The expert said there are substances that change to morphine when the body metabolizes them.  None of those showed up positive.  The expert questioned the possibility of a false positive, whether a follow-up test was conducted to confirm the results, or the possibility of human error.

A local child welfare attorney explained to Channel 13, “I think there's always the potential for there to be a mistake.”

Brent Pattison leads Drake University Law School’s Middleton Center for Children’s Rights.  He said recent high-profile cases involving children who slipped through the cracks have led to more calls to DHS, higher caseloads for workers, and more pressure for those workers to get it right.

“Is it better to be safe than sorry?  That's the critical question that's confronting child welfare workers, especially in Iowa right now."

Cox and Spooner wonder if the DHS worker showed up at their house with a bad assumption.  The night she took Henrietta, the case worker sat with Rachel to write up a safety plan moving forward.  It starts out reading, “Rachel Cox said she took morphine when she was pregnant.”  Cox said she corrected the woman, who crossed out the admission and wrote about the umbilical cord test, instead.

Pattison won't talk about this specific case.  “But there is the risk that if we start with bad information, we can get a bad result,” he said.

Henrietta was gone for 10 days before the family could receive a court hearing.  Cox and Spooner passed new drug tests.  The judge ruled Spooner’s outburst was in defense of Henrietta, and ordered the baby be returned immediately.  Pattison pointed to a recent study that shows 10% of American children removed from homes were put back into the homes or placed with a relative within 30 days.  He added, “Out of those kids, about 50% were returned within five days, and so I think (the researchers') point…which is an important point, is that we really have to make sure we get these decisions right.  Because if we're pulling kids and we're returning them so quickly, maybe we're not operating on the best data, and we're hurting families in some ways."

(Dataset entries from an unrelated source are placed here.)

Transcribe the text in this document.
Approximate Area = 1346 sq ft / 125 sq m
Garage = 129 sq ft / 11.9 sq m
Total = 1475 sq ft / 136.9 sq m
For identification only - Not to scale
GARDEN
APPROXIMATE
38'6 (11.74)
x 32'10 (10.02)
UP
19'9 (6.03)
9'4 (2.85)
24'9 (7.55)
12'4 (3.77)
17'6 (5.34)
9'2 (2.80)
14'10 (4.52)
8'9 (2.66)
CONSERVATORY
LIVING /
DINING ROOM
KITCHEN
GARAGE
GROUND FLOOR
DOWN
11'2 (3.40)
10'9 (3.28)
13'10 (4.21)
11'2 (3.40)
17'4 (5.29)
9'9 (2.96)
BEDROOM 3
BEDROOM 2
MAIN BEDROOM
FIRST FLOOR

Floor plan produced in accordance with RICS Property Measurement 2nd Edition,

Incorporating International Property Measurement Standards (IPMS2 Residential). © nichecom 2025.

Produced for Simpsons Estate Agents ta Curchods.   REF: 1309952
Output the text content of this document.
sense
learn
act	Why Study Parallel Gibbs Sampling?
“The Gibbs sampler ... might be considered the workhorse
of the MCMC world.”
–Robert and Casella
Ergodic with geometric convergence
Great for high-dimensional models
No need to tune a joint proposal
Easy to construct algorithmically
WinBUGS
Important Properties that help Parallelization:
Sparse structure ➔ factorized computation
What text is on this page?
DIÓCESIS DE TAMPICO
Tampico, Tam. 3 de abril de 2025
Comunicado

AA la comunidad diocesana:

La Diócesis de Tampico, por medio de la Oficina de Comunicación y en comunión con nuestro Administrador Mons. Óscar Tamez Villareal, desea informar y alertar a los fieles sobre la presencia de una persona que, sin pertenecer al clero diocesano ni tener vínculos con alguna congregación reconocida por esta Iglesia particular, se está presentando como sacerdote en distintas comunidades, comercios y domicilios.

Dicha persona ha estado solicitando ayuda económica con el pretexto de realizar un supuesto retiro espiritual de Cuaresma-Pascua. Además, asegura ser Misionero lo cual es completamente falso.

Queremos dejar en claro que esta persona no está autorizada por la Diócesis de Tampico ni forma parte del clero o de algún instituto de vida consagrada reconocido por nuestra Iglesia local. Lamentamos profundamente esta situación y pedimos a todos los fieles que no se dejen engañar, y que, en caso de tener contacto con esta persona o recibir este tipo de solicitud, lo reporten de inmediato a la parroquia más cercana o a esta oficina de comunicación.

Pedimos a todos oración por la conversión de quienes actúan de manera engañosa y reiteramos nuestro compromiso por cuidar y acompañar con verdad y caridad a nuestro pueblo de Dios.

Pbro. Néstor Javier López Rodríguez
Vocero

Cox and Spooner are thrilled to have Henrietta back at home.  The baby's court-appointed attorney motioned the court to dismiss all of the actions against the family, but their ordeal is far from over.

A judge in a different county refused to throw out the case.  Cox was automatically placed on Iowa's child abuse registry, and she will be subjected to more drug screenings and made to enter drug rehab.  The couple is getting ready to appeal those decisions.  Cox and Spooner said they feel they’ve been labeled “guilty” until proven innocent.

“'Cause we weren't hurting our child,” said Cox.  “We didn't do anything wrong.”